Revision as of 19:23, 3 August 2012

Real class

The Real class implements real numbers with "fuzzy" comparison (governed by the same tolerances and settings that control student answer checking). For example, Real(1.0) == Real(1.0000001) will be true, while Real(1.0) < Real(1.0000001) will be false.


Creation

Reals are created via the Real() function, or by Compute(). Reals can be added, subtracted, and so on, and the results will still be MathObject Reals. Similarly, sin(), sqrt(), ln(), and the other functions return Real objects if their arguments are Reals. For example:

   Context("Numeric");
   
   $a = Real(2);
   $b = $a + 5;     # same as Real(7);
   $c = sqrt($a);   # same as Real(sqrt(2));

This allows you to compute with Reals just as you would with native Perl real numbers.


Pre-defined Reals

The value pi can be used in your Perl code to represent the value of [math]\pi[/math]. Note that you must use -(pi) for [math]-\pi[/math] in Perl expressions (but not in strings that will be parsed by MathObjects, such as student answers or arguments to Compute()). For instance:

   $a = pi + 2;              # same as Real("pi + 2");
   $b = 2 - (pi);            # same as Real("2 - pi");
   $c = sin(pi/2);           # same as Real(1);
   $d = Compute("2 - pi");   # parens only needed in Perl expressions

The value e, for the base of the natural log, [math]e[/math], can be used in student answers and parsed strings.

   $e = Compute("e");
   $p = Compute("e^2");


Answer Checker

As with all MathObjects, you obtain an answer checker for a Real object via the cmp() method:

   ANS(Real(2)->cmp);

The Real class supports the common answer-checker options, and the following additional options:

Option Description Default
ignoreInfinity => 1 or 0 Do/don't report type mismatches if the student enters an infinity. 1


Methods

As with all MathObjects, the Real object supports the common MathObject methods.
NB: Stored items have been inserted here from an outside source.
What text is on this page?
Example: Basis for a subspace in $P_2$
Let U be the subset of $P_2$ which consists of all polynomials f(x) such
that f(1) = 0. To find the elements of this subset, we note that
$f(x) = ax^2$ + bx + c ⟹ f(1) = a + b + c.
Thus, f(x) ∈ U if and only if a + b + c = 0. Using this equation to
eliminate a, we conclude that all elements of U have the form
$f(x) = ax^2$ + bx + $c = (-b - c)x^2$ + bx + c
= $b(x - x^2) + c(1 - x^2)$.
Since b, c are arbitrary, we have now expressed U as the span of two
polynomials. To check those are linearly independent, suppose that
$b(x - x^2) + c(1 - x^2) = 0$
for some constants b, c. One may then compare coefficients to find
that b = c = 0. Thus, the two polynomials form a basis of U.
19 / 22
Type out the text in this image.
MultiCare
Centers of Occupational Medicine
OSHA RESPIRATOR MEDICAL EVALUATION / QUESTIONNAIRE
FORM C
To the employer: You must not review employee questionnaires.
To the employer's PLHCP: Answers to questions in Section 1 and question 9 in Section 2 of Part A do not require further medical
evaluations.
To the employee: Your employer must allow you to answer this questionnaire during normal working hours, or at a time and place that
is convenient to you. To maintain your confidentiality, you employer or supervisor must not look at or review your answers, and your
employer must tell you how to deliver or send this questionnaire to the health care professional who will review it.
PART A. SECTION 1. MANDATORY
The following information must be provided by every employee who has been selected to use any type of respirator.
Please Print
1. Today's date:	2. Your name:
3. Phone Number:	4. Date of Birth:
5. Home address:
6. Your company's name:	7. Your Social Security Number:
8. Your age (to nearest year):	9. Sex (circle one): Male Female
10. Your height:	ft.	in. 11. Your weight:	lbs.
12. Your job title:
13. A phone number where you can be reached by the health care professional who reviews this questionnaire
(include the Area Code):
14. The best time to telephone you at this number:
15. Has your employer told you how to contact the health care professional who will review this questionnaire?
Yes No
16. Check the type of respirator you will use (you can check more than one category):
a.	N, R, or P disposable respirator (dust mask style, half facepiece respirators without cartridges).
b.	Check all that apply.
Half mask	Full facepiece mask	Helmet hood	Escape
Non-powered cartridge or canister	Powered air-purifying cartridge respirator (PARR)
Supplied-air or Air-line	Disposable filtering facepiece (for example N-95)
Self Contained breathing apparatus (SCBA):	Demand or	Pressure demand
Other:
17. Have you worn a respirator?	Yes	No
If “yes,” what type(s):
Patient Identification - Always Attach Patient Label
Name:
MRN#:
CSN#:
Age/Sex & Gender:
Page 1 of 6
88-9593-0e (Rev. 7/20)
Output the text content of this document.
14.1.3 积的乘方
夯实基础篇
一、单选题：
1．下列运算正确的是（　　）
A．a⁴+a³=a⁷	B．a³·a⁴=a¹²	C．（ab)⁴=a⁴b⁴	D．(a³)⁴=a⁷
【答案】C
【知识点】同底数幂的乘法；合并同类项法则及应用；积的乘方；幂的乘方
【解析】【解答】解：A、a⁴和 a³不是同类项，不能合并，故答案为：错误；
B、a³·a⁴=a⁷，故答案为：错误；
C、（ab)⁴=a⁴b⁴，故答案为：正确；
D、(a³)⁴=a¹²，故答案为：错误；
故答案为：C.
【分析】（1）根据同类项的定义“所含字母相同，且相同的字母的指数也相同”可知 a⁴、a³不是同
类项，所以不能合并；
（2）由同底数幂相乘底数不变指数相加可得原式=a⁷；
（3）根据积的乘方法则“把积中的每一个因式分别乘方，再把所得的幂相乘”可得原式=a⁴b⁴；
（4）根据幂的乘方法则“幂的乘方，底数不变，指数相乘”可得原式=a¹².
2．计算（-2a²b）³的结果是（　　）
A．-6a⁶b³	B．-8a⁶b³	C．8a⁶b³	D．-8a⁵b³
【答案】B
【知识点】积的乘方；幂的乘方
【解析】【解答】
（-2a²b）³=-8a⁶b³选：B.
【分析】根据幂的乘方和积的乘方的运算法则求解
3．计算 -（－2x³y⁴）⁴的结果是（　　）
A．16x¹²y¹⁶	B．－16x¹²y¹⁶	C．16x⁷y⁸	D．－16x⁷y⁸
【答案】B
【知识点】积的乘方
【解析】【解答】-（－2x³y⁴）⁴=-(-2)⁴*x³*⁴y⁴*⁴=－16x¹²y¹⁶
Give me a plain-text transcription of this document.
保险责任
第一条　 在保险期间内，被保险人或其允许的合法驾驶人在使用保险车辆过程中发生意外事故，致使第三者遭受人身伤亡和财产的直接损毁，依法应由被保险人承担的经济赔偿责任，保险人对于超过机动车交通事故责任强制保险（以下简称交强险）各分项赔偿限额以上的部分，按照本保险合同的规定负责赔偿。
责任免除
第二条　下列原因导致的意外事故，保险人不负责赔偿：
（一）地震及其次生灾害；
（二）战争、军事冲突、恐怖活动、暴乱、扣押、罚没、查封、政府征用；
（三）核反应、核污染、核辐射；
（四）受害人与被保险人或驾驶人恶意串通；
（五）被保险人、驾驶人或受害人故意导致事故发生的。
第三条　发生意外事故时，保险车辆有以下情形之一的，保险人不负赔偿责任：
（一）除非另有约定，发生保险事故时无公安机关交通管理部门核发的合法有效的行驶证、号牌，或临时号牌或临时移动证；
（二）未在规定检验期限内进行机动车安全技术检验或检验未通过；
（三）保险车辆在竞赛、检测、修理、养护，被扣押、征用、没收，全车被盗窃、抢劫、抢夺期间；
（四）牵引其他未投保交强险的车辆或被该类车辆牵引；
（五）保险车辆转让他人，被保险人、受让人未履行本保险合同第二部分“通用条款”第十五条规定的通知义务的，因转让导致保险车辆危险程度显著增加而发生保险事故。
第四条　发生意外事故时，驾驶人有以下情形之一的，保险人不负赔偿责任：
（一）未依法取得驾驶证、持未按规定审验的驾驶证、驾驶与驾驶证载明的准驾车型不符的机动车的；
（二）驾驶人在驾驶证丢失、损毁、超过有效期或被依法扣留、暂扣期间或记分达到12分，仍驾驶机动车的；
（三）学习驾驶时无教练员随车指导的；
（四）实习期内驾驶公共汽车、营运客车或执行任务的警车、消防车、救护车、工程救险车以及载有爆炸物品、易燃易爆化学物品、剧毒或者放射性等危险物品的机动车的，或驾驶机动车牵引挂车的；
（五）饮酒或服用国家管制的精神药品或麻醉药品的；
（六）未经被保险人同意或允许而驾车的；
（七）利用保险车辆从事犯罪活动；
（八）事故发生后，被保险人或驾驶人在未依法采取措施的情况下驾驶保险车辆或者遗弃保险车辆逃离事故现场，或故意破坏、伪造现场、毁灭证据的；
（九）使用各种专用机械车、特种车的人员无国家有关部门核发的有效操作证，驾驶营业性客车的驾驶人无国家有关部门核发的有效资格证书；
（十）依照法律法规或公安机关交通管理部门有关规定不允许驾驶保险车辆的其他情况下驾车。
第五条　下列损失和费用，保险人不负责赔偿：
There are no additional methods for this class.


Properties

As with all MathObjects, the Real object supports the common MathObject properties, and the following additional ones:

Property Description Default
$r->{period} When set, this value indicates that the real is periodic, with period given by this value. So angles might use period set to 2*pi.

Example:

$r = Real(pi/3)->with(period => 2*pi);
$r == 7*pi/3; # will be true
undef
$r->{logPeriodic} When period is defined, and logPeriodic is set to 1 this indicates that the periodicity is logarithmic (i.e., the period refers to the log of the value, not the value itself).

Example:

$r = Real(4)->with(period => 10, logPeriodic => 1);
$r == 88105; # true since 88105 is nearly exp(10+log(4))
0